The mother claimed the children would suffer serious harm if they returned to Dubai and that staying with her in Ontario was in their best interests. Before the hearing, the father offered to settle their dispute. He promised to ensure the mother’s independent residency status in Dubai by buying her a property in her name. He also agreed to allow the children to reside there primarily with her.

Under the CLRA, Ontario courts typically do not exercise jurisdiction on custody issues when children have been wrongfully taken from their home in another country and end up in the province. However, there are exceptional circumstances when an Ontario court may act. Under section 23 of the law, a court can act when children are physically present in Ontario and the court is convinced they would suffer serious harm if removed from there.

In this case, the Ontario court declined jurisdiction. The judge was not convinced the children would suffer serious harm if they returned to Dubai. He declared that the mother had wrongfully kept the children in Ontario and that they should be returned to UAE with or without her. The judge gave the parties an opportunity to make further submissions on whether to include the father’s settlement proposal in his order. The mother made no submissions in this regard and the settlement offer was not included. The mother appealed the order to Ontario’s Court of Appeal, where it was dismissed. She then appealed to the Supreme Court of Canada.

The Supreme Court has dismissed the appeal.

The “serious harm” threshold required under the CLRA was not met.

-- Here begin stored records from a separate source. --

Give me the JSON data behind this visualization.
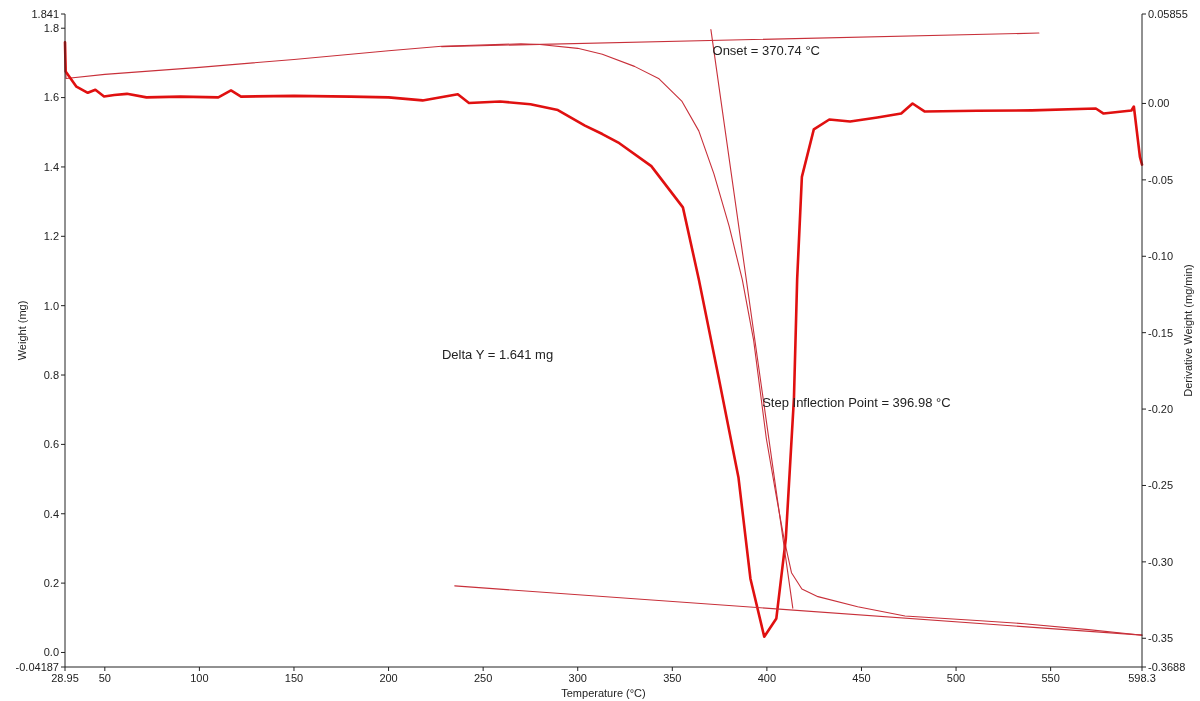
{
  "chart_data": {
    "type": "line",
    "xlabel": "Temperature (°C)",
    "ylabel": "Weight (mg)",
    "y2label": "Derivative Weight (mg/min)",
    "xlim": [
      28.95,
      598.3
    ],
    "xticks": [
      28.95,
      50,
      100,
      150,
      200,
      250,
      300,
      350,
      400,
      450,
      500,
      550,
      598.3
    ],
    "ylim": [
      -0.04187,
      1.841
    ],
    "yticks": [
      -0.04187,
      {
        "value": 0,
        "label": "0.0"
      },
      0.2,
      0.4,
      0.6,
      0.8,
      {
        "value": 1,
        "label": "1.0"
      },
      1.2,
      1.4,
      1.6,
      1.8,
      1.841
    ],
    "y2lim": [
      -0.3688,
      0.05855
    ],
    "y2ticks": [
      -0.3688,
      -0.35,
      {
        "value": -0.3,
        "label": "-0.30"
      },
      -0.25,
      {
        "value": -0.2,
        "label": "-0.20"
      },
      -0.15,
      {
        "value": -0.1,
        "label": "-0.10"
      },
      -0.05,
      {
        "value": 0,
        "label": "0.00"
      },
      0.05855
    ],
    "grid": false,
    "marker": "none",
    "line_style": "solid",
    "series": [
      {
        "color": "#c8303a",
        "x": [
          28.95,
          29.5,
          50,
          100,
          150,
          200,
          228,
          270,
          280,
          300,
          313,
          330,
          343,
          355,
          364,
          372,
          380,
          387,
          393,
          399.7,
          405,
          409,
          413,
          418.5,
          427,
          448,
          473,
          511,
          536,
          570,
          594.8,
          598.3
        ],
        "values": [
          1.76,
          1.655,
          1.667,
          1.687,
          1.71,
          1.735,
          1.748,
          1.755,
          1.753,
          1.742,
          1.725,
          1.69,
          1.654,
          1.59,
          1.504,
          1.38,
          1.23,
          1.075,
          0.9,
          0.617,
          0.45,
          0.33,
          0.23,
          0.183,
          0.161,
          0.132,
          0.105,
          0.092,
          0.083,
          0.066,
          0.052,
          0.05
        ]
      },
      {
        "color": "#e01010",
        "axis": "y2",
        "x": [
          28.95,
          29.3,
          35,
          41,
          45,
          49.6,
          55,
          61.7,
          72,
          90,
          110,
          116.7,
          122,
          150,
          180,
          200,
          218,
          236.6,
          242.5,
          259,
          275,
          289.5,
          303.8,
          313,
          322,
          338.9,
          355.6,
          364,
          374.6,
          385,
          391.3,
          398.6,
          405,
          410,
          414.3,
          416,
          418.5,
          424.8,
          433,
          444,
          458.4,
          471,
          477,
          483.5,
          511,
          540,
          573.9,
          578,
          592.7,
          594,
          597.2,
          598.3
        ],
        "values": [
          0.04,
          0.021,
          0.011,
          0.007,
          0.009,
          0.0046,
          0.0055,
          0.0063,
          0.004,
          0.0045,
          0.004,
          0.0085,
          0.0045,
          0.005,
          0.0045,
          0.004,
          0.002,
          0.006,
          0.0003,
          0.0013,
          -0.0005,
          -0.0043,
          -0.0145,
          -0.02,
          -0.026,
          -0.041,
          -0.068,
          -0.115,
          -0.18,
          -0.245,
          -0.311,
          -0.349,
          -0.337,
          -0.285,
          -0.193,
          -0.115,
          -0.048,
          -0.017,
          -0.0105,
          -0.0118,
          -0.0092,
          -0.0066,
          0.0,
          -0.0053,
          -0.0048,
          -0.0045,
          -0.0033,
          -0.0066,
          -0.0046,
          -0.002,
          -0.035,
          -0.04
        ]
      },
      {
        "color": "#c8303a",
        "x": [
          228,
          543.8
        ],
        "values": [
          1.747,
          1.786
        ]
      },
      {
        "color": "#c8303a",
        "x": [
          370.4,
          413.7
        ],
        "values": [
          1.796,
          0.128
        ]
      },
      {
        "color": "#c8303a",
        "x": [
          235,
          598.3
        ],
        "values": [
          0.192,
          0.05
        ]
      }
    ],
    "annotations": [
      {
        "text": "Onset = 370.74 °C",
        "x": 370.74,
        "y": 1.765
      },
      "Delta Y = 1.641 mg",
      {
        "text": "Step  Inflection Point = 396.98 °C",
        "x": 396.98,
        "y": 0.75
      }
    ]
  }
}
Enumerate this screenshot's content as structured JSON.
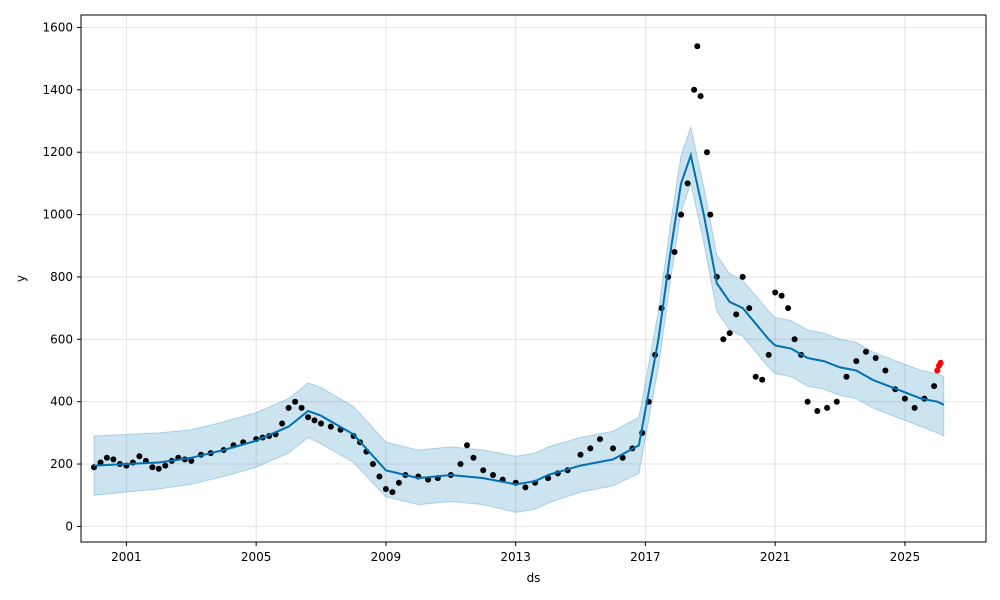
{
  "chart_data": {
    "type": "line",
    "title": "",
    "xlabel": "ds",
    "ylabel": "y",
    "xlim": [
      1999.6,
      2027.5
    ],
    "ylim": [
      -50,
      1640
    ],
    "x_ticks": [
      2001,
      2005,
      2009,
      2013,
      2017,
      2021,
      2025
    ],
    "x_tick_labels": [
      "2001",
      "2005",
      "2009",
      "2013",
      "2017",
      "2021",
      "2025"
    ],
    "y_ticks": [
      0,
      200,
      400,
      600,
      800,
      1000,
      1200,
      1400,
      1600
    ],
    "y_tick_labels": [
      "0",
      "200",
      "400",
      "600",
      "800",
      "1000",
      "1200",
      "1400",
      "1600"
    ],
    "grid": true,
    "colors": {
      "observed": "#000000",
      "forecast": "#0072B2",
      "interval": "#0072B2",
      "recent_observed": "#ff0000"
    },
    "series": [
      {
        "key": "observed",
        "kind": "scatter",
        "points": [
          [
            2000.0,
            190
          ],
          [
            2000.2,
            205
          ],
          [
            2000.4,
            220
          ],
          [
            2000.6,
            215
          ],
          [
            2000.8,
            200
          ],
          [
            2001.0,
            195
          ],
          [
            2001.2,
            205
          ],
          [
            2001.4,
            225
          ],
          [
            2001.6,
            210
          ],
          [
            2001.8,
            190
          ],
          [
            2002.0,
            185
          ],
          [
            2002.2,
            195
          ],
          [
            2002.4,
            210
          ],
          [
            2002.6,
            220
          ],
          [
            2002.8,
            215
          ],
          [
            2003.0,
            210
          ],
          [
            2003.3,
            230
          ],
          [
            2003.6,
            235
          ],
          [
            2004.0,
            245
          ],
          [
            2004.3,
            260
          ],
          [
            2004.6,
            270
          ],
          [
            2005.0,
            280
          ],
          [
            2005.2,
            285
          ],
          [
            2005.4,
            290
          ],
          [
            2005.6,
            295
          ],
          [
            2005.8,
            330
          ],
          [
            2006.0,
            380
          ],
          [
            2006.2,
            400
          ],
          [
            2006.4,
            380
          ],
          [
            2006.6,
            350
          ],
          [
            2006.8,
            340
          ],
          [
            2007.0,
            330
          ],
          [
            2007.3,
            320
          ],
          [
            2007.6,
            310
          ],
          [
            2008.0,
            290
          ],
          [
            2008.2,
            270
          ],
          [
            2008.4,
            240
          ],
          [
            2008.6,
            200
          ],
          [
            2008.8,
            160
          ],
          [
            2009.0,
            120
          ],
          [
            2009.2,
            110
          ],
          [
            2009.4,
            140
          ],
          [
            2009.6,
            165
          ],
          [
            2010.0,
            160
          ],
          [
            2010.3,
            150
          ],
          [
            2010.6,
            155
          ],
          [
            2011.0,
            165
          ],
          [
            2011.3,
            200
          ],
          [
            2011.5,
            260
          ],
          [
            2011.7,
            220
          ],
          [
            2012.0,
            180
          ],
          [
            2012.3,
            165
          ],
          [
            2012.6,
            150
          ],
          [
            2013.0,
            140
          ],
          [
            2013.3,
            125
          ],
          [
            2013.6,
            140
          ],
          [
            2014.0,
            155
          ],
          [
            2014.3,
            170
          ],
          [
            2014.6,
            180
          ],
          [
            2015.0,
            230
          ],
          [
            2015.3,
            250
          ],
          [
            2015.6,
            280
          ],
          [
            2016.0,
            250
          ],
          [
            2016.3,
            220
          ],
          [
            2016.6,
            250
          ],
          [
            2016.9,
            300
          ],
          [
            2017.1,
            400
          ],
          [
            2017.3,
            550
          ],
          [
            2017.5,
            700
          ],
          [
            2017.7,
            800
          ],
          [
            2017.9,
            880
          ],
          [
            2018.1,
            1000
          ],
          [
            2018.3,
            1100
          ],
          [
            2018.5,
            1400
          ],
          [
            2018.6,
            1540
          ],
          [
            2018.7,
            1380
          ],
          [
            2018.9,
            1200
          ],
          [
            2019.0,
            1000
          ],
          [
            2019.2,
            800
          ],
          [
            2019.4,
            600
          ],
          [
            2019.6,
            620
          ],
          [
            2019.8,
            680
          ],
          [
            2020.0,
            800
          ],
          [
            2020.2,
            700
          ],
          [
            2020.4,
            480
          ],
          [
            2020.6,
            470
          ],
          [
            2020.8,
            550
          ],
          [
            2021.0,
            750
          ],
          [
            2021.2,
            740
          ],
          [
            2021.4,
            700
          ],
          [
            2021.6,
            600
          ],
          [
            2021.8,
            550
          ],
          [
            2022.0,
            400
          ],
          [
            2022.3,
            370
          ],
          [
            2022.6,
            380
          ],
          [
            2022.9,
            400
          ],
          [
            2023.2,
            480
          ],
          [
            2023.5,
            530
          ],
          [
            2023.8,
            560
          ],
          [
            2024.1,
            540
          ],
          [
            2024.4,
            500
          ],
          [
            2024.7,
            440
          ],
          [
            2025.0,
            410
          ],
          [
            2025.3,
            380
          ],
          [
            2025.6,
            410
          ],
          [
            2025.9,
            450
          ]
        ]
      },
      {
        "key": "recent_observed",
        "kind": "scatter",
        "points": [
          [
            2026.0,
            500
          ],
          [
            2026.05,
            515
          ],
          [
            2026.1,
            525
          ]
        ]
      },
      {
        "key": "forecast",
        "kind": "line",
        "points": [
          [
            2000.0,
            195
          ],
          [
            2001.0,
            200
          ],
          [
            2002.0,
            205
          ],
          [
            2003.0,
            220
          ],
          [
            2004.0,
            245
          ],
          [
            2005.0,
            275
          ],
          [
            2006.0,
            320
          ],
          [
            2006.6,
            370
          ],
          [
            2007.0,
            355
          ],
          [
            2008.0,
            295
          ],
          [
            2009.0,
            180
          ],
          [
            2010.0,
            155
          ],
          [
            2011.0,
            165
          ],
          [
            2012.0,
            155
          ],
          [
            2013.0,
            135
          ],
          [
            2013.6,
            145
          ],
          [
            2014.0,
            165
          ],
          [
            2015.0,
            195
          ],
          [
            2016.0,
            215
          ],
          [
            2016.8,
            260
          ],
          [
            2017.4,
            600
          ],
          [
            2017.8,
            900
          ],
          [
            2018.1,
            1100
          ],
          [
            2018.4,
            1190
          ],
          [
            2018.8,
            1000
          ],
          [
            2019.2,
            780
          ],
          [
            2019.6,
            720
          ],
          [
            2020.0,
            700
          ],
          [
            2020.4,
            650
          ],
          [
            2020.8,
            600
          ],
          [
            2021.0,
            580
          ],
          [
            2021.5,
            570
          ],
          [
            2022.0,
            540
          ],
          [
            2022.5,
            530
          ],
          [
            2023.0,
            510
          ],
          [
            2023.5,
            500
          ],
          [
            2024.0,
            470
          ],
          [
            2024.5,
            450
          ],
          [
            2025.0,
            430
          ],
          [
            2025.5,
            410
          ],
          [
            2026.0,
            400
          ],
          [
            2026.2,
            390
          ]
        ]
      },
      {
        "key": "interval",
        "kind": "band",
        "lower": [
          [
            2000.0,
            100
          ],
          [
            2001.0,
            110
          ],
          [
            2002.0,
            120
          ],
          [
            2003.0,
            135
          ],
          [
            2004.0,
            160
          ],
          [
            2005.0,
            190
          ],
          [
            2006.0,
            235
          ],
          [
            2006.6,
            285
          ],
          [
            2007.0,
            265
          ],
          [
            2008.0,
            205
          ],
          [
            2009.0,
            95
          ],
          [
            2010.0,
            70
          ],
          [
            2011.0,
            80
          ],
          [
            2012.0,
            70
          ],
          [
            2013.0,
            45
          ],
          [
            2013.6,
            55
          ],
          [
            2014.0,
            75
          ],
          [
            2015.0,
            110
          ],
          [
            2016.0,
            130
          ],
          [
            2016.8,
            170
          ],
          [
            2017.4,
            510
          ],
          [
            2017.8,
            810
          ],
          [
            2018.1,
            1010
          ],
          [
            2018.4,
            1100
          ],
          [
            2018.8,
            910
          ],
          [
            2019.2,
            690
          ],
          [
            2019.6,
            630
          ],
          [
            2020.0,
            610
          ],
          [
            2020.4,
            560
          ],
          [
            2020.8,
            510
          ],
          [
            2021.0,
            490
          ],
          [
            2021.5,
            480
          ],
          [
            2022.0,
            450
          ],
          [
            2022.5,
            440
          ],
          [
            2023.0,
            420
          ],
          [
            2023.5,
            410
          ],
          [
            2024.0,
            380
          ],
          [
            2024.5,
            360
          ],
          [
            2025.0,
            340
          ],
          [
            2025.5,
            320
          ],
          [
            2026.0,
            300
          ],
          [
            2026.2,
            290
          ]
        ],
        "upper": [
          [
            2000.0,
            290
          ],
          [
            2001.0,
            295
          ],
          [
            2002.0,
            300
          ],
          [
            2003.0,
            310
          ],
          [
            2004.0,
            335
          ],
          [
            2005.0,
            365
          ],
          [
            2006.0,
            410
          ],
          [
            2006.6,
            460
          ],
          [
            2007.0,
            445
          ],
          [
            2008.0,
            385
          ],
          [
            2009.0,
            270
          ],
          [
            2010.0,
            245
          ],
          [
            2011.0,
            255
          ],
          [
            2012.0,
            245
          ],
          [
            2013.0,
            225
          ],
          [
            2013.6,
            235
          ],
          [
            2014.0,
            255
          ],
          [
            2015.0,
            285
          ],
          [
            2016.0,
            305
          ],
          [
            2016.8,
            350
          ],
          [
            2017.4,
            690
          ],
          [
            2017.8,
            990
          ],
          [
            2018.1,
            1190
          ],
          [
            2018.4,
            1280
          ],
          [
            2018.8,
            1090
          ],
          [
            2019.2,
            870
          ],
          [
            2019.6,
            810
          ],
          [
            2020.0,
            790
          ],
          [
            2020.4,
            740
          ],
          [
            2020.8,
            690
          ],
          [
            2021.0,
            670
          ],
          [
            2021.5,
            660
          ],
          [
            2022.0,
            630
          ],
          [
            2022.5,
            620
          ],
          [
            2023.0,
            600
          ],
          [
            2023.5,
            590
          ],
          [
            2024.0,
            560
          ],
          [
            2024.5,
            540
          ],
          [
            2025.0,
            520
          ],
          [
            2025.5,
            500
          ],
          [
            2026.0,
            490
          ],
          [
            2026.2,
            480
          ]
        ]
      }
    ]
  }
}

Writing for a majority of the judges, Justice Nicholas Kasirer explained that as a general rule in Canadian family law, the best interests of children are measured from the children’s perspective and are the paramount consideration for all decisions that concern them. While separating young children from their primary caregiver could certainly cause them psychological harm, it will not always rise to the level of “serious harm” required under the CLRA. Justice Kasirer said the trial judge in this case made no reviewable error in deciding that this level was not met. As a result, the custody of the children should be resolved by a court in the UAE.

While the majority judges found no reason to interfere with the trial judge’s assessment, they said the father should be bound by his initial settlement offer if the mother decides to return to Dubai.

In this case, the legal question focused only on jurisdiction. As Justice Kasirer said, the case was not “a comprehensive comparison of the child’s life in the two jurisdictions”, nor a “broad-based best interests test” as is conducted on the merits of a custody application.